“People said to me anti-Semitism is finished. But it’s no longer history. It’s current”: Abraham H. Foxman
Is Abraham H. Foxman’s retirement good or bad for the Jews?
Mr. Foxman would chuckle at the grandiose presumption in that cliché of a question, but as the national director and the voice of the Anti-Defamation League for almost three decades, he has been one of the nation’s most prominent Jewish spokesmen.
Out of a Holocaust-era childhood in which he was raised and baptized as a Catholic by a Polish nanny before reuniting with his parents, he has become a Jeremiah excoriating anti-Semitic bigots and has won access to presidents, popes and prime ministers. In the process, he has elevated the group he leads into a major civil rights organization with influence beyond the Jewish community.

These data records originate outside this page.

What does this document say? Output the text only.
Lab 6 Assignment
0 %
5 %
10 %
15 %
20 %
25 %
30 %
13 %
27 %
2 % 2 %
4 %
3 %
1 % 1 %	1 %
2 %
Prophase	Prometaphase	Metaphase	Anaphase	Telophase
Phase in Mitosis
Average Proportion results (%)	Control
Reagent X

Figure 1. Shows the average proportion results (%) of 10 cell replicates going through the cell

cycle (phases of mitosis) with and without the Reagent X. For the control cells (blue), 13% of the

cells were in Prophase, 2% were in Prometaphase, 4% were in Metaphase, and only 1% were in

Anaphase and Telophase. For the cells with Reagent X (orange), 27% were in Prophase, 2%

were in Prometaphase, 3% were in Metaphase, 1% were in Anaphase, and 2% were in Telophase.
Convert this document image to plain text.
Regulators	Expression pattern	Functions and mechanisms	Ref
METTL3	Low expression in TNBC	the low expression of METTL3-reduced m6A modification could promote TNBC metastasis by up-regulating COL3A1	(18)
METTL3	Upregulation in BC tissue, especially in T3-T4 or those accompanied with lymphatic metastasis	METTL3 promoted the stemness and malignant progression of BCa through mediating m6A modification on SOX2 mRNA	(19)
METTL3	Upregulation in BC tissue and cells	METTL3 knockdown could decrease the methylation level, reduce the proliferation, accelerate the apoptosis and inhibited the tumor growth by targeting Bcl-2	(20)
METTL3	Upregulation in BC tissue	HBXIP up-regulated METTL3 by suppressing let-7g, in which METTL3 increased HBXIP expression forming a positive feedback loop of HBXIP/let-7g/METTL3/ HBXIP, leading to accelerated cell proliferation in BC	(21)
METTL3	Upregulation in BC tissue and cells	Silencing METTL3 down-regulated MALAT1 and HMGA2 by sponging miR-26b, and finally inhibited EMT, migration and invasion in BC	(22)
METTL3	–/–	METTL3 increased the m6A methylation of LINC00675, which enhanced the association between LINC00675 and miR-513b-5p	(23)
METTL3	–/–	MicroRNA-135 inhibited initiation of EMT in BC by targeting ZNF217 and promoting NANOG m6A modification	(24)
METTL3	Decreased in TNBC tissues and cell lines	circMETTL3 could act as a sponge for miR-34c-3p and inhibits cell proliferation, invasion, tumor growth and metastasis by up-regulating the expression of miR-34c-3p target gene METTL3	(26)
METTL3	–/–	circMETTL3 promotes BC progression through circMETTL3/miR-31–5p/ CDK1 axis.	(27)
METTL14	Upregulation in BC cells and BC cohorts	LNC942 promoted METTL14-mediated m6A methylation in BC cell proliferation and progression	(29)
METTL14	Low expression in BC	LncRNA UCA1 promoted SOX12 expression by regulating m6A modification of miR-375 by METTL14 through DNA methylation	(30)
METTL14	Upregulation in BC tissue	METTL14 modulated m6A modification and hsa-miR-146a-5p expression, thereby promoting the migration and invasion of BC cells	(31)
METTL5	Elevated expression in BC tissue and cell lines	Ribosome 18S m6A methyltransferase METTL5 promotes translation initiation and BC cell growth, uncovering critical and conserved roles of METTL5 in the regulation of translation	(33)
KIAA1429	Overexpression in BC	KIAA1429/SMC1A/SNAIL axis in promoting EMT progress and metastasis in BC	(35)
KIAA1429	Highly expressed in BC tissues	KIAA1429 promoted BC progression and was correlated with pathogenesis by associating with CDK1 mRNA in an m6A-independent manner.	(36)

He has been accused of crying wolf too often, of raising the specter of anti-Semitism even as Jews have become one of the most successful, prosperous and admired ethnic groups in the United States and seemingly secure in most of the world. A profile in 2007 in The New York Times Magazine described him bluntly as “an anachronism.”
But in a two-hour long interview on Wednesday in his Midtown Manhattan office, surrounded by boxes of books and photographs he is packing up before his July 20 exit, Mr. Foxman said that “unfortunately time has proven me correct.”
Worldwide, he said, anti-Semitism is as rife today as at any time sinceWorld War II. An Anti-Defamation League survey last year of attitudes in 102 countries found that one in four people held classic stereotypes, believing Jews control finance and media and were more loyal to Israel than to their home countries. In many Middle Eastern and North African nations, the proportion of such attitudes was over 80 percent. Half of the 53,100 adults surveyed had never heard of the Holocaust. And since 2000, he said there had been an increase in violence against Jews, noting that in recent weeks a Jewish teenager with a skullcap was beaten in France.
“I did not think in my lifetime, the Jewish communities of Europe would struggle with the question of whether they have a future there,” said Mr. Foxman, who is 75. “People said to me anti-Semitism is finished. But it’s no longer history. It’s current.”